Joseph Seamon Cotter, Sr., was born on February 2, 1861, on a farm in Bardstown, Kentucky, the property of his great- grandfather, a tanner who bought his own freedom and eventually that of other family members. Cotter’s father was Micheil J. Cotter, a Scotch-Irishman; his mother, the common-law wife of Micheil Cotter, was Martha Vaughn, the freeborn daughter of an African slave woman and a man of English and Cherokee Indian descent.

Cotter was a precocious child and was taught to read by his mother when he was three years old. He was able to complete only the first three grades of formal schooling before he had to quit school at age eight and work to help support his mother, who had moved her family to Louisville. He worked various jobs over several years, including rag picker, brickyard laborer, distillery worker, levee teamster, and prize fighter.

He finally managed to return to formal schooling when he was twenty-two years old, attending Louisville’s first “colored” night school. After ten months he received his diploma, and shortly thereafter he took a job as teacher in a public school in Cloverport, Kentucky. Other teaching jobs included one in 1893 at the Western Colored School and at the private school he founded in Louisville and named for his friend, the African American poet Paul Lawrence Dunbar. Cotter became principal of the Samuel Taylor Coleridge School in Louisville in 1911 and remained there for nearly fifty years. He married a fellow teacher, Maria F. Cox, on July 22, 1891, and they were the parents of three children: Florence Olivia, Joseph Seamon, Jr., and Leonidas.

Cotter’s serious writing efforts produced his first book of poetry, A Rhyming, in 1895 and a second book, Links of Friendship, in 1898. During his career, he published several books of poetry, a play, and collections of short stories and miscellaneous prose pieces, including aphorisms, proverbs, jokes, and tales. He is best known for his poetry, and his poems written for children are considered his finest work. Using the rhyme schemes and meters of the Italian sonnet and the traditional English ballad, his best poems achieved what one critic described as “rushing rhythms” and “ingenious rhymes.”

Among his lesser-known works is a closet drama, Caleb the Degenerate: A Play in Four Acts, a Study of the Types, Customs, and Needs of the American Negro. Its dialogue is stilted, but it is notable for several reasons: it is written in blank verse; it shows a mastery of the epic simile contrived by English poet John Milton; and while it reflects the somewhat controversial views of educator and writer Booker T. Washington, it realistically depicts customs and aspirations of African Americans. In 1912, Cotter published a collection of short stories, Negro Tales.

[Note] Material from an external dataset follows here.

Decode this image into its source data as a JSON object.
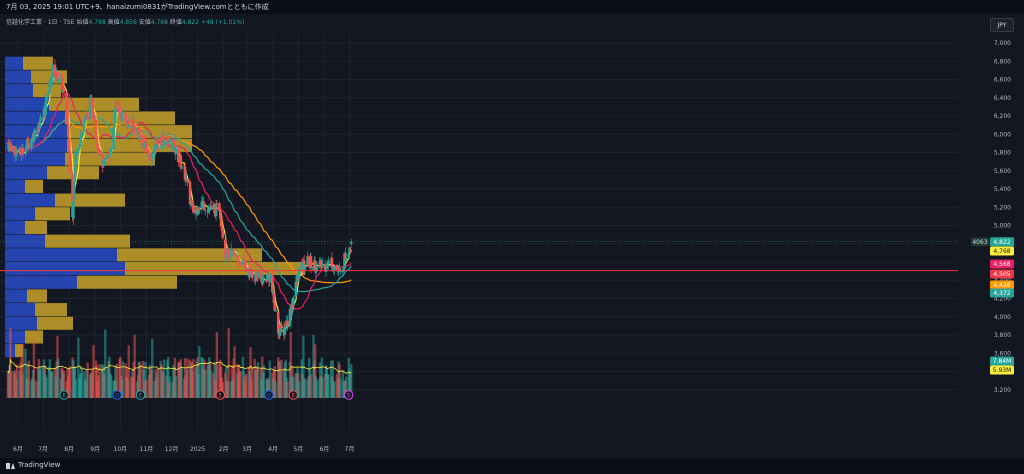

Dedicated to the cause of the African American race, Cotter was particularly concerned with the education and welfare of black children. He used his writings to promote better understanding of African Americans, to champion their desire for racial equality, and to change the demeaning stereotypes of black people that had been perpetuated by white writers. When he died in 1949, he had outlived all of his children, two of whom died of tuberculosis in their twenties.